Children of Men
Directed by Alfonso Cuarón
Written by Alfonso Cuarón, Timothy J. Sexton, David Arata, Mark Fergus and Hawk Ostby based on the novel by P.D. James
I have been dreading watching this movie again, because I was severely traumatised by it the only other time I saw it. I went to see it at the movies, I think at the Reading cinemas in Wellington. I’ve avoided this ever since. After I saw it last time I had to watch Kiki’s Delivery service to cheer up afterwards. Hopefully watching it again, knowing what will happen and being able to expect it as it comes will soften the blow.
It seems very topical to watch this right after the Brexit referendum was passed, which could conceivably lead to the zero tolerance for immigrants closed borders situation displayed in this film.
It’s incredibly disturbing to see the proliferation of people in cages all over the streets of London.
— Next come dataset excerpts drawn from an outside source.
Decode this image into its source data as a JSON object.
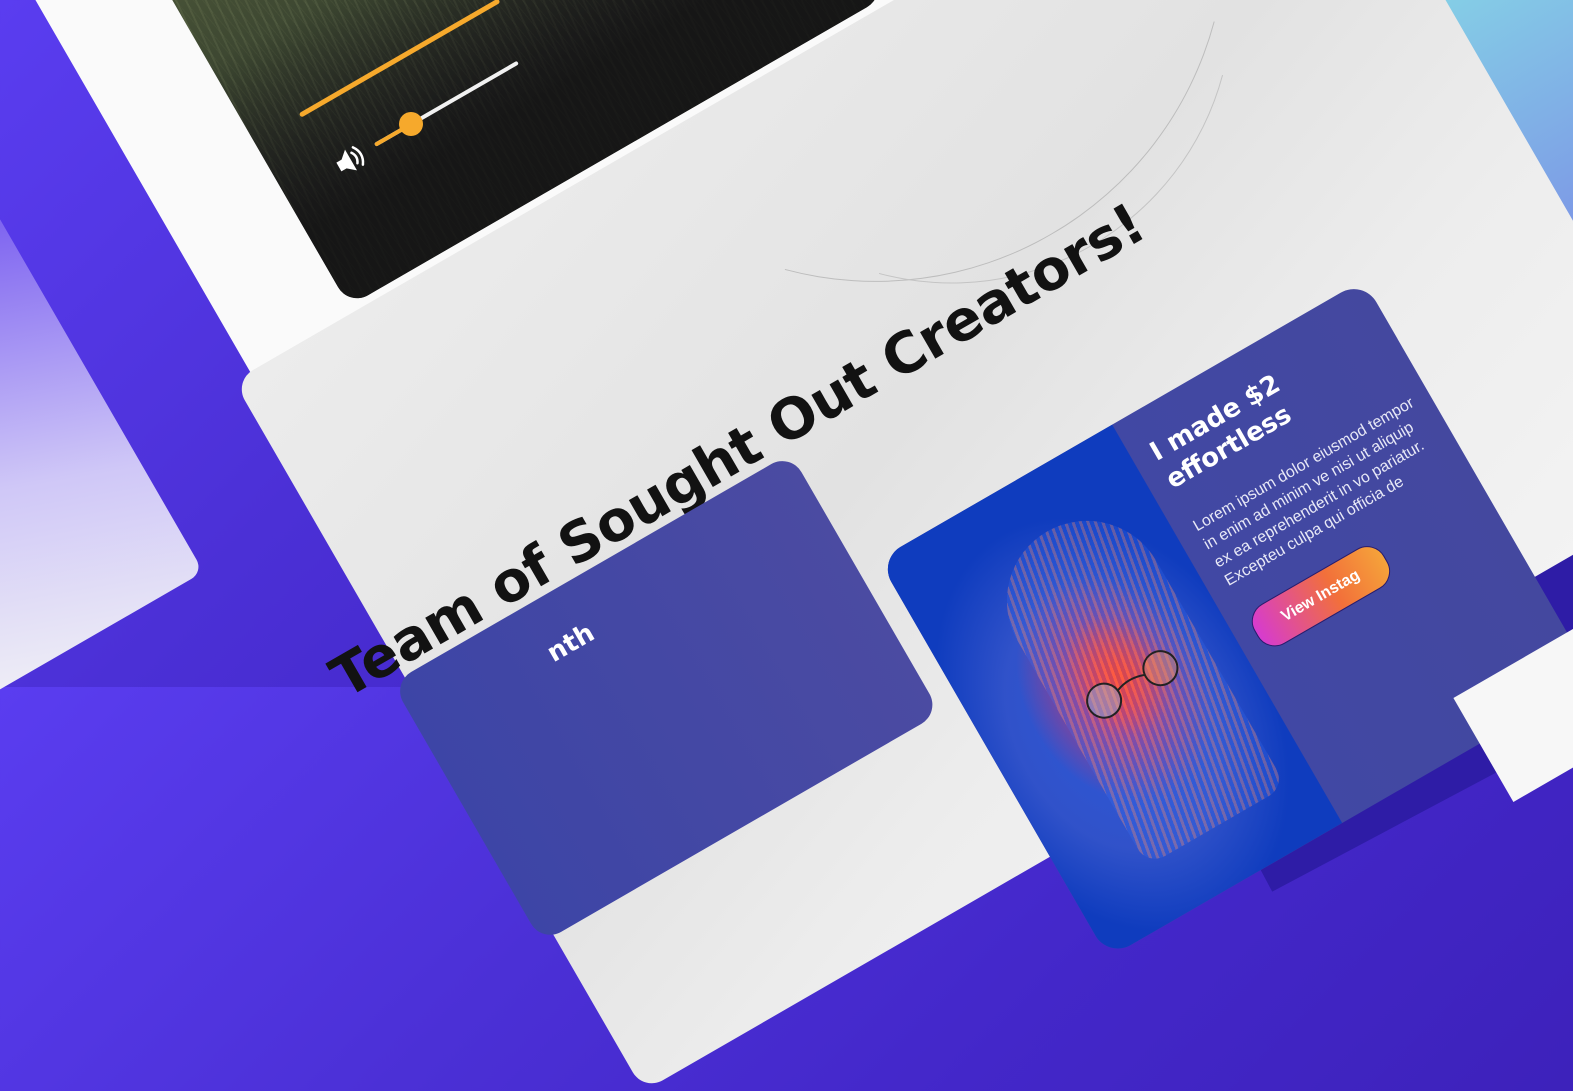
{
  "headline": "Team of Sought Out Creators!",
  "featured_creator": {
    "title": "I made $2 effortless",
    "body": "Lorem ipsum dolor eiusmod tempor in enim ad minim ve nisi ut aliquip ex ea reprehenderit in vo pariatur. Excepteu culpa qui officia de",
    "button_label": "View Instag"
  },
  "second_card": {
    "title": "nth"
  },
  "video_player": {
    "progress_fraction": 0.6,
    "volume_fraction": 0.25
  },
  "colors": {
    "accent": "#f6a92c",
    "background": "#4b30d6",
    "card": "#ececec"
  }
}
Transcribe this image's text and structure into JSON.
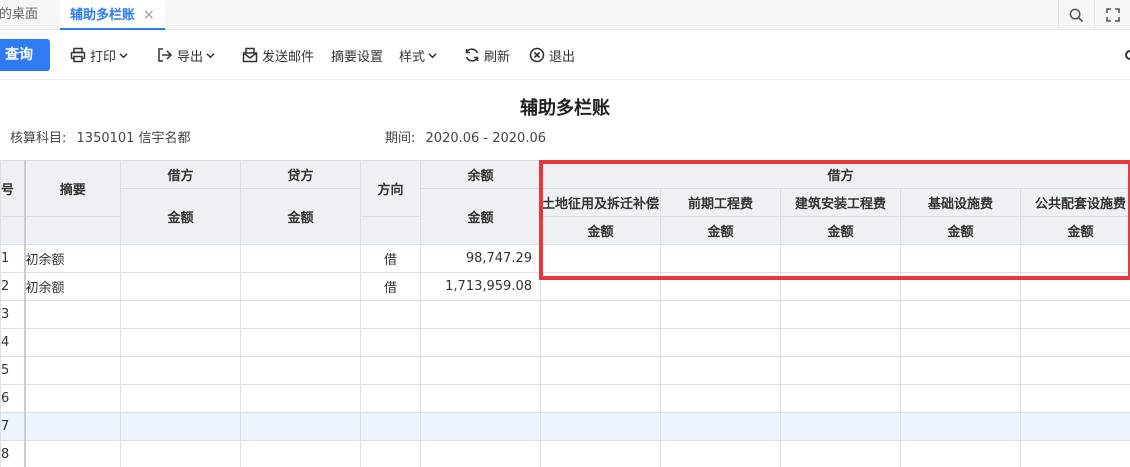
{
  "tabs": {
    "desktop": "我的桌面",
    "active": "辅助多栏账",
    "close": "×"
  },
  "toolbar": {
    "query": "查询",
    "print": "打印",
    "export": "导出",
    "send_mail": "发送邮件",
    "summary_settings": "摘要设置",
    "style": "样式",
    "refresh": "刷新",
    "exit": "退出"
  },
  "report": {
    "title": "辅助多栏账",
    "account_label": "核算科目:",
    "account_value": "1350101 信宇名都",
    "period_label": "期间:",
    "period_value": "2020.06 - 2020.06"
  },
  "table": {
    "headers": {
      "row_no": "号",
      "summary": "摘要",
      "debit": "借方",
      "credit": "贷方",
      "direction": "方向",
      "balance": "余额",
      "amount": "金额",
      "debit_group": "借方",
      "sub_columns": [
        "土地征用及拆迁补偿",
        "前期工程费",
        "建筑安装工程费",
        "基础设施费",
        "公共配套设施费"
      ]
    },
    "rows": [
      {
        "no": "1",
        "summary": "初余额",
        "debit": "",
        "credit": "",
        "direction": "借",
        "balance": "98,747.29"
      },
      {
        "no": "2",
        "summary": "初余额",
        "debit": "",
        "credit": "",
        "direction": "借",
        "balance": "1,713,959.08"
      },
      {
        "no": "3",
        "summary": "",
        "debit": "",
        "credit": "",
        "direction": "",
        "balance": ""
      },
      {
        "no": "4",
        "summary": "",
        "debit": "",
        "credit": "",
        "direction": "",
        "balance": ""
      },
      {
        "no": "5",
        "summary": "",
        "debit": "",
        "credit": "",
        "direction": "",
        "balance": ""
      },
      {
        "no": "6",
        "summary": "",
        "debit": "",
        "credit": "",
        "direction": "",
        "balance": ""
      },
      {
        "no": "7",
        "summary": "",
        "debit": "",
        "credit": "",
        "direction": "",
        "balance": ""
      },
      {
        "no": "8",
        "summary": "",
        "debit": "",
        "credit": "",
        "direction": "",
        "balance": ""
      }
    ]
  },
  "colors": {
    "accent": "#2f7bf2",
    "highlight_border": "#e8383d",
    "header_bg": "#eef0f3",
    "selected_row_bg": "#eef4fe"
  },
  "icons": [
    "search-icon",
    "fullscreen-icon",
    "printer-icon",
    "export-icon",
    "mail-icon",
    "refresh-icon",
    "exit-icon",
    "chevron-down-icon",
    "settings-icon"
  ]
}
The whole premise of the apocalypse is pretty compelling though – the impact of no longer being able to reproduce and the panic that creates. This is supported with the complete and thoughtful set dressing and disturbing adverts like that for the Quietus suicide kit which we learn is being given out with food rations.
It’s brilliantly filmed. No one’s denying that. I can accept that the shoot out sequence is astounding. But the story hurts me too much. The sequence with the bus going into the refugee camp and Miriam being taken is one of the most upsetting to me. This movie was made shortly after the photos being released from Guantanamo Bay went through the media. What is happening outside the bus is directly lifted from those photos. It makes me feel so sick to see it, knowing that yeah: this movie is a horror story of a dark future, but a bunch of things depicted in it are already happened or have already. That’s disquieting.
Does it make me love the people? The characters are certainly compelling. The reason this movie is so upsetting to me is how quickly they make me care about the characters. One of the most heartbreaking sequences to me is Jasper giving Janet the quietus as Goodbye Ruby Tuesday plays. The brutality of Jasper’s murder as he makes a joke, watched from afar by Theo is a horrible follow up.
Bechdel test: Kee (number one most stupidly obviously named character of the century right there) and Miriam are together through most of the movie, but it’s astonishing how often they talk via a male character. Jasper, Theo or whoever else happens to be there. However when Kee starts to have contractions they definitely talk directly to each other. So, yes, but not as often as it should/could have been. Matrihka also speaks to Kee, but in a language she can’t understand so… not sure about that one.
I love the graffiti “Last one to die please turn off the light.”
Kee: nobody ever told me these things, I’d never seen a pregnant woman before. But I knew. I felt like a freak. I didn’t tell nobody. I thought about the Quietus thing. It’s supposed to be suave, pretty music and all that. Then the baby kicked. I feel it. Little bastard was alive and I feel it and me too. I am alive. Frolly.
K: that’s what I’ll call it.
T: It’s the first baby in 18 years. You can’t call it Frolly.
The classroom sequence is what really stayed with after the last time I saw this. Miriam explaining how she suddenly noticed miscarriages happening and the blank month in her schedule. It’s such an eloquent way of showing the human reaction of the creeping horror of realising something’s wrong. This weird way to realise that things in the world are changing in a fundamental way…
Miriam: As the sound of the playgrounds faded, the despair set in. Very odd, what happens in a world without children’s voices.
State of Mind: I can accept that the shoot out sequence is astounding. I ugly cried when everyone stopped firing and watched in reverance as Kee, Theo and the baby go past. But the fact of the matter is that the movie is way too bleak for me. I’m an optimist, and this film is relentlessly negative. It introduces you to people you think the characters can trust, and then they betray them, over and over and over. It’s too sad. And more, the bleakness of the world and the realism of the violence which makes it feel more like a documentary of things really plausible in the world now. I don’t like it.